Fortinet is extending its secure access service edge (SASE) solution, FortiSASE, to its wireless LAN (WLAN) portfolio to secure microbranches and internet of things (IoT) and operational technology (OT) devices.

“When it comes to SASE. It’s about securing that hybrid workforce and providing the SD-WAN deep integration,” Nirav Shah, VP of products and solutions at Fortinet, told SDxCentral. “But we also realized ‘why not enable our wireless LAN solution – especially the access point where we have hundreds and thousands of those access points deployed globally – for the access point, and integrate that with SASE.

“So we can provide a full inline inspection of the entire advanced security stack from content, device, web [to] application security before they access anything out there,” he added.

This extension is particularly beneficial for microbranches like retail stores, ATM centers, small health care clinics and small insurance companies where five to 15 employees typically run operations. “Oftentimes, they don’t have enough staff, especially with the cybersecurity skills shortage, to provide full security.”

In its recent Forrester Wave for zero-trust edge report, the firm also noted SASE is now well-suited for organizations with distributed small sites like retailers, retail banks and gas stations.

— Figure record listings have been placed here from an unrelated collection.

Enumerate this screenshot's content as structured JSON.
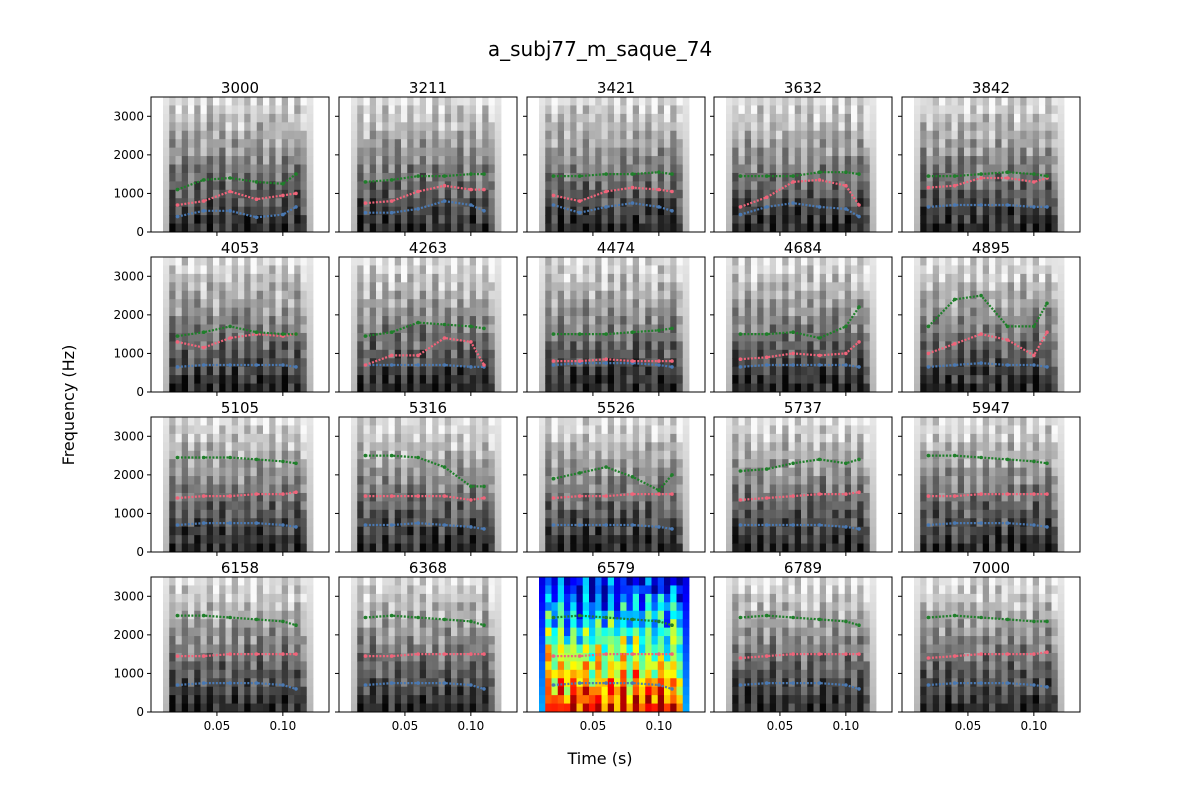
{
  "chart_data": {
    "type": "scatter",
    "title": "a_subj77_m_saque_74",
    "xlabel": "Time (s)",
    "ylabel": "Frequency (Hz)",
    "xlim": [
      0.0,
      0.135
    ],
    "ylim": [
      0,
      3500
    ],
    "x_ticks": [
      0.05,
      0.1
    ],
    "x_tick_labels": [
      "0.05",
      "0.10"
    ],
    "y_ticks": [
      0,
      1000,
      2000,
      3000
    ],
    "y_tick_labels": [
      "0",
      "1000",
      "2000",
      "3000"
    ],
    "grid": false,
    "legend": "none",
    "series_colors": {
      "f1": "#4a79b3",
      "f2": "#f0647a",
      "f3": "#1f7f2a"
    },
    "colormaps": {
      "gray": "gray",
      "highlight": "jet"
    },
    "highlighted_panel": "6579",
    "panels": [
      {
        "label": "3000",
        "f1": [
          400,
          550,
          550,
          380,
          450,
          650
        ],
        "f2": [
          700,
          800,
          1050,
          850,
          950,
          1000
        ],
        "f3": [
          1100,
          1350,
          1400,
          1300,
          1250,
          1500
        ]
      },
      {
        "label": "3211",
        "f1": [
          500,
          500,
          600,
          800,
          700,
          550
        ],
        "f2": [
          750,
          800,
          1050,
          1200,
          1100,
          1100
        ],
        "f3": [
          1300,
          1350,
          1450,
          1450,
          1500,
          1500
        ]
      },
      {
        "label": "3421",
        "f1": [
          700,
          500,
          650,
          750,
          650,
          550
        ],
        "f2": [
          950,
          800,
          1050,
          1150,
          1100,
          1050
        ],
        "f3": [
          1450,
          1450,
          1500,
          1500,
          1550,
          1500
        ]
      },
      {
        "label": "3632",
        "f1": [
          450,
          650,
          750,
          650,
          600,
          400
        ],
        "f2": [
          650,
          900,
          1300,
          1350,
          1200,
          700
        ],
        "f3": [
          1450,
          1450,
          1450,
          1550,
          1550,
          1500
        ]
      },
      {
        "label": "3842",
        "f1": [
          650,
          700,
          700,
          700,
          650,
          650
        ],
        "f2": [
          1150,
          1200,
          1400,
          1400,
          1300,
          1400
        ],
        "f3": [
          1450,
          1450,
          1500,
          1550,
          1500,
          1450
        ]
      },
      {
        "label": "4053",
        "f1": [
          650,
          700,
          700,
          700,
          700,
          650
        ],
        "f2": [
          1300,
          1150,
          1400,
          1500,
          1450,
          1500
        ],
        "f3": [
          1450,
          1550,
          1700,
          1550,
          1500,
          1500
        ]
      },
      {
        "label": "4263",
        "f1": [
          700,
          700,
          700,
          700,
          650,
          650
        ],
        "f2": [
          700,
          950,
          950,
          1400,
          1300,
          700
        ],
        "f3": [
          1450,
          1550,
          1800,
          1750,
          1700,
          1650
        ]
      },
      {
        "label": "4474",
        "f1": [
          700,
          750,
          750,
          750,
          700,
          650
        ],
        "f2": [
          800,
          800,
          850,
          800,
          800,
          800
        ],
        "f3": [
          1500,
          1500,
          1500,
          1550,
          1600,
          1650
        ]
      },
      {
        "label": "4684",
        "f1": [
          650,
          700,
          700,
          700,
          700,
          650
        ],
        "f2": [
          850,
          900,
          1000,
          950,
          1000,
          1300
        ],
        "f3": [
          1500,
          1500,
          1550,
          1400,
          1700,
          2200
        ]
      },
      {
        "label": "4895",
        "f1": [
          650,
          700,
          750,
          700,
          700,
          650
        ],
        "f2": [
          1000,
          1250,
          1500,
          1350,
          950,
          1550
        ],
        "f3": [
          1700,
          2400,
          2500,
          1700,
          1700,
          2300
        ]
      },
      {
        "label": "5105",
        "f1": [
          700,
          750,
          750,
          750,
          700,
          650
        ],
        "f2": [
          1400,
          1450,
          1450,
          1500,
          1500,
          1550
        ],
        "f3": [
          2450,
          2450,
          2450,
          2400,
          2350,
          2300
        ]
      },
      {
        "label": "5316",
        "f1": [
          700,
          700,
          750,
          700,
          650,
          600
        ],
        "f2": [
          1450,
          1450,
          1450,
          1450,
          1350,
          1400
        ],
        "f3": [
          2500,
          2500,
          2450,
          2200,
          1700,
          1700
        ]
      },
      {
        "label": "5526",
        "f1": [
          700,
          700,
          700,
          700,
          650,
          600
        ],
        "f2": [
          1400,
          1450,
          1450,
          1500,
          1500,
          1500
        ],
        "f3": [
          1900,
          2050,
          2200,
          1950,
          1600,
          2000
        ]
      },
      {
        "label": "5737",
        "f1": [
          700,
          700,
          700,
          700,
          650,
          600
        ],
        "f2": [
          1350,
          1400,
          1450,
          1500,
          1500,
          1550
        ],
        "f3": [
          2100,
          2150,
          2300,
          2400,
          2300,
          2400
        ]
      },
      {
        "label": "5947",
        "f1": [
          700,
          750,
          750,
          750,
          700,
          650
        ],
        "f2": [
          1450,
          1450,
          1500,
          1500,
          1500,
          1500
        ],
        "f3": [
          2500,
          2500,
          2450,
          2400,
          2350,
          2300
        ]
      },
      {
        "label": "6158",
        "f1": [
          700,
          750,
          750,
          750,
          700,
          600
        ],
        "f2": [
          1450,
          1450,
          1500,
          1500,
          1500,
          1500
        ],
        "f3": [
          2500,
          2500,
          2450,
          2400,
          2350,
          2250
        ]
      },
      {
        "label": "6368",
        "f1": [
          700,
          750,
          750,
          750,
          700,
          600
        ],
        "f2": [
          1450,
          1450,
          1500,
          1500,
          1500,
          1500
        ],
        "f3": [
          2450,
          2500,
          2450,
          2400,
          2350,
          2250
        ]
      },
      {
        "label": "6579",
        "f1": [
          700,
          750,
          750,
          750,
          700,
          600
        ],
        "f2": [
          1450,
          1450,
          1500,
          1500,
          1500,
          1500
        ],
        "f3": [
          2450,
          2500,
          2450,
          2400,
          2350,
          2250
        ]
      },
      {
        "label": "6789",
        "f1": [
          700,
          750,
          750,
          750,
          700,
          600
        ],
        "f2": [
          1400,
          1450,
          1500,
          1500,
          1500,
          1500
        ],
        "f3": [
          2450,
          2500,
          2450,
          2400,
          2350,
          2250
        ]
      },
      {
        "label": "7000",
        "f1": [
          700,
          750,
          750,
          750,
          700,
          650
        ],
        "f2": [
          1400,
          1450,
          1500,
          1500,
          1500,
          1550
        ],
        "f3": [
          2450,
          2500,
          2450,
          2400,
          2350,
          2350
        ]
      }
    ]
  }
}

FortiAP offloads traffic from microbranch to SASE for security

For these microbranches, Fortinet claims its wireless LAN access points -FortiAP – now intelligently offload traffic from microbranches to a SASE point of presence (PoP) for security inspection for all devices, including IoT and OT devices.

FortiAP provides “the higher performance of connectivity while they are inside the offices,” Shah touted. “But when they are trying to access something outside, that’s when they connect to the SASE and we make sure that it has a full connectivity to that, so we provide enough options so that performance doesn’t become the bottleneck because that access point is going to connect to the nearest SASE point of presence.”

In Gartner’s latest single-vendor SASE Magic Quadrant, the analyst firm cautions Fortinet’s PoP footprint is geographically limited compared to other vendors. Despite fewer total numbers, Shah argues that what sets Fortinet apart is the focus on low latency and full security stack at each PoP.

Fortinet SASE to protect IoT, OT devices

Many IoT and OT devices, particularly those in microbranches, lack adequate security measures. Meanwhile, these devices are becoming increasingly targeted by attackers.

“So when IoT devices are connecting to the wireless LAN, we need to be extra careful,” Shah said. “And oftentimes, if you look at the wireless LAN industry, security has been an afterthought or there is no security.”

With the new function, Fortinet’s SASE will initiate a “full security inspection” as soon as these devices connect to the WLAN, designed to identify and mitigate zero-day threats in real time. And this also extends to OT devices, especially those with outdated software or hard-to-patch vulnerabilities, he added.

These new security capabilities include:

• Intrusion prevention system (IPS): Fortinet scans traffic against known signatures and IoT profiles to detect any risks.
• Sandboxing: The vendor offers an inline sandbox capability to find unknown threats.
• Zero-trust network access: If any IoT or OT device tries to access external applications, Fortinet enables zero-trust functionality to ensure only explicitly authorized access is allowed.

The new SASE extension will also unify management of the vendor’s WLAN portfolio with FortiSASE. The function is expected to be released in October.